Our next-door neighbor in Butler, NJ had a cute little black and white terrier. She was mostly black, but had splashes of white on her chest and feet. Her name was Pepper. When Pepper got pregnant, I was thrilled when my parents actually said we could have one of the puppies.
We chose a blonde-haired pup and named him Brandy after the popular 1970s song of the same name. I taught Brandy tricks like to wait before eating his food and not to take food from strangers. My parents didn’t agree with this, accusing me of being mean to Brandy. I wasn’t being mean at all. Brandy loved doing tricks and I was very kind. I explained that teaching him not to take food from strangers could also protect him if someone offered him a treat that would make him sick.
The real issue was that Brandy loved me and obeyed me. We were best friends and went everywhere together. When Brandy was still a pup, my mother tried to get him to like her best. She’d take Brandy everywhere, commenting each time he squatted to urinate that he wasn’t old enough to lift his leg.
I took a closer look at Brandy and realized with my direct twelve-year-old logic that was unattached to my mother’s preferences, that Brandy wasn’t a boy. I did have the foresight not to try to disillusion my mother, however, regarding Brandy’s gender. I waited and sure enough, one day as we were walking Brandy, she squatted to pee and a male dog jumped on her.
“What’s happening?” my mother cried. “He can’t help it that he isn’t old enough to lift his leg yet.”
“Oh, that’s not a he,” the other dog’s owner explained as he quickly pulled his dog away from ours.
I quietly let that sink in, wondering if my mother’s fondness of Brandy would fade once she accepted the fact that Brandy wasn’t a male dog. I never did figure out what the deal was with my mother regarding the male gender, but her interest always peaked when she thought an animal was male. All her favorite movie stars were men, too. I was supposed to be her first boy as well. Watching her respond to Brandy’s gender helped me to take her disdain of me a little less personally.
As you can guess, after that, she had no further interest in Brandy. Before my mother knew Brandy was female, she’d buy the best brands of dog food. Afterward, it was Alpo. This was during the time when Lorne Green was doing commercials for Alpo canned dog food and he’d call to his dogs, “Alpo time!” and they’d come running.
Well, Brandy did not have the same opinion of Alpo as Lorne Green’s dogs. She hated it. The smell of it would make her sneeze and kick back at the food dish as if she was covering her waste with a bit of earth.
So since my mother now knew that Brandy was female, she took great pleasure in buying nothing but Alpo for her and in calling out gleefully, “Brandy! Alpo time!”

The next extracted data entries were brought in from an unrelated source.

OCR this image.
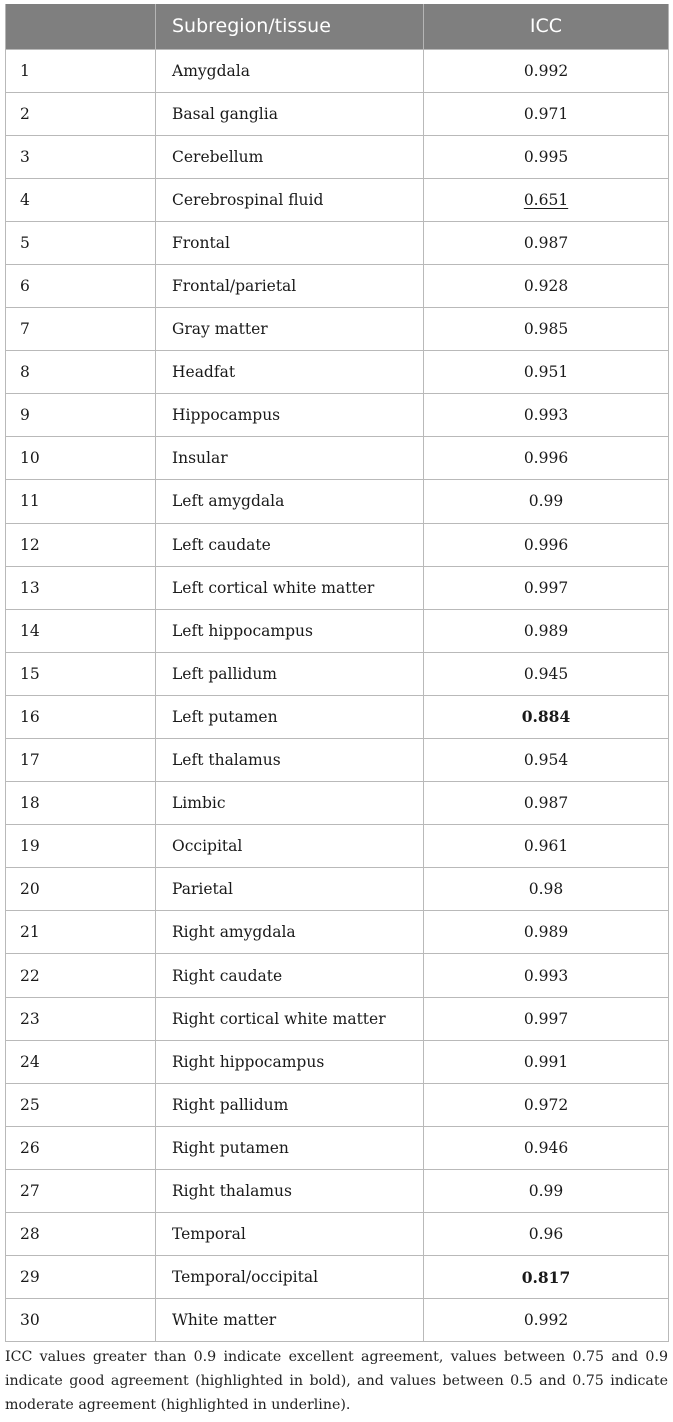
	Subregion/tissue	ICC
1	Amygdala	0.992
2	Basal ganglia	0.971
3	Cerebellum	0.995
4	Cerebrospinal fluid	0.651
5	Frontal	0.987
6	Frontal/parietal	0.928
7	Gray matter	0.985
8	Headfat	0.951
9	Hippocampus	0.993
10	Insular	0.996
11	Left amygdala	0.99
12	Left caudate	0.996
13	Left cortical white matter	0.997
14	Left hippocampus	0.989
15	Left pallidum	0.945
16	Left putamen	0.884
17	Left thalamus	0.954
18	Limbic	0.987
19	Occipital	0.961
20	Parietal	0.98
21	Right amygdala	0.989
22	Right caudate	0.993
23	Right cortical white matter	0.997
24	Right hippocampus	0.991
25	Right pallidum	0.972
26	Right putamen	0.946
27	Right thalamus	0.99
28	Temporal	0.96
29	Temporal/occipital	0.817
30	White matter	0.992

ICC values greater than 0.9 indicate excellent agreement, values between 0.75 and 0.9 indicate good agreement (highlighted in bold), and values between 0.5 and 0.75 indicate moderate agreement (highlighted in underline).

It got to the place where every time Brandy heard my mother calling out, she’d hide under a chair or slip outside and sneak beneath a forsythia bush.
I still loved Brandy, of course. I taught her more and more tricks. She loved sitting up for dog biscuits, rolling over and fetching sticks. She could count by barking if I held up fingers or asked questions like, “How many paws do you have?”
She was a smart, bright little dog that kept me company through my teenage years. When it was time for me to leave for college after I graduated from high school, I couldn’t take Brandy with me. I worried about her. Like my parakeet, Birdie, no on but me cared for Brandy. I said goodbye to her before I left, hoping that if I came home to visit, she would still be there.
When I visited home for Thanksgiving, I looked for Brandy. She was gone. I asked my mother what had happened, but she didn’t know.
I fought down anger and frustration that she couldn’t remember what had happened to a creature that had been a member of our family for so many years. I found out later that after I left, someone saw Brandy trotting down the street.
I realized then that Brandy had stayed so long with a family that didn’t appreciate her, just for me. As I pictured her trotting down Main Street, I hoped she’d found a good home with a family who would love and appreciate her.